Die Revolution als das »große Abenteuer« beginnt für Mattick mit 14 Jahren, als der Zusammenbruch des deutschen Kaiserreiches auch den persönlichen Ausbruch zu ermöglichen scheint: »Wir waren alle wahnsinnig begeistert von der Revolution, schon deshalb, weil wir niemals ein Atom Patriotismus in unseren Knochen hatten. (…) Unsere Cliquen lebten nur auf den Straßen und mit den revolutionären Matrosen, und wir versuchten, bei denen auf die Autos zu springen und mitzufahren.« Dieses Gefühl des hoffnungsvollen Aufspringens und Mitfahrens angesichts einer historische Gelegenheit sollte Mattick auch später in den USA nicht verlassen. Rückblickend wird er geradezu schwärmerisch: »Ich denke, dass diese Arbeiterbewegung in Chicago (…) wahrscheinlich die schönste Periode meines Lebens war. Erst einmal wurde ich selber arbeitslos, 1931 oder 1932, ziemlich spät, aber ich wurde arbeitslos. Und so ohne Arbeit zu leben, dauernd in der Bewegung, morgens bis abends unterwegs, mit Tausenden von Leuten in Berührung zu kommen – und nebenbei noch ohne Arbeit existieren zu können, das war doch eine wundervolle Zeit.
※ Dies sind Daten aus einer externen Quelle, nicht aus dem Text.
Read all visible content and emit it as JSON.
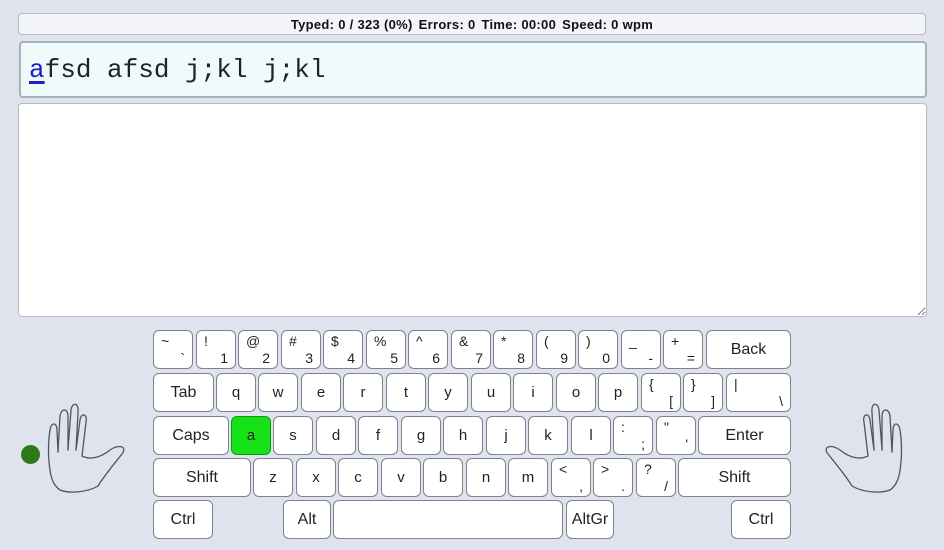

Das war eine Zeit, von der man heute noch träumen kann.«
Zeitlich endet das Interviewdokument leider mit dem Eintritt der USA in den Zweiten Weltkrieg und fragmentarischen Bemerkungen Matticks über die gleichzeitig einsetzende staatliche Repression gegen die Linke und deren Anpassungsversuche. Gerade über diese Zeit würden heutige Gesellschaftskritiker aus rätekommunistischer Quelle aber gern mehr erfahren. War nicht angesichts des sich vollziehenden antisemitischen Vernichtungsprogramms der Nazideutschen eine Verbindung der kommunistischen Revolutio­näre mit kapitalistischer Staatlichkeit zumindest vorübergehend eine geschichtliche Notwendigkeit? Verkörperten seinerzeit nicht die Hauptmächte der sich entwickelnden Anti-Hitler-Koalition, die USA und die Sowjetunion, die Reste einer zwar ideologisch begründeten, aber dennoch mit Resten traditioneller Rationalität versehenen Herrschaft gegen den entfesselten Wahn Deutschlands und seiner Verbündeten? Fragen, die heutige linke »Bellizisten« wohl mit einem schallenden Ja und bezüglich der damaligen Sowjetunion mit ähnlichen Erklärungen wie die USA im Kalten Krieg beantworten werden. Fragen, die aber auch jenseits von Anpassungswillen und Konformismus wichtig sind – gerade aufgrund der realen Bestialität Nazideutschlands und möglicher Nachahmer. Auf solcherart Fragen in den ein- und ausleitenden Texten des sonst lesenswerten Buches nicht eingegangen zu sein, sollte Herausgebern und Verlag als Mangel an­gezeigt werden.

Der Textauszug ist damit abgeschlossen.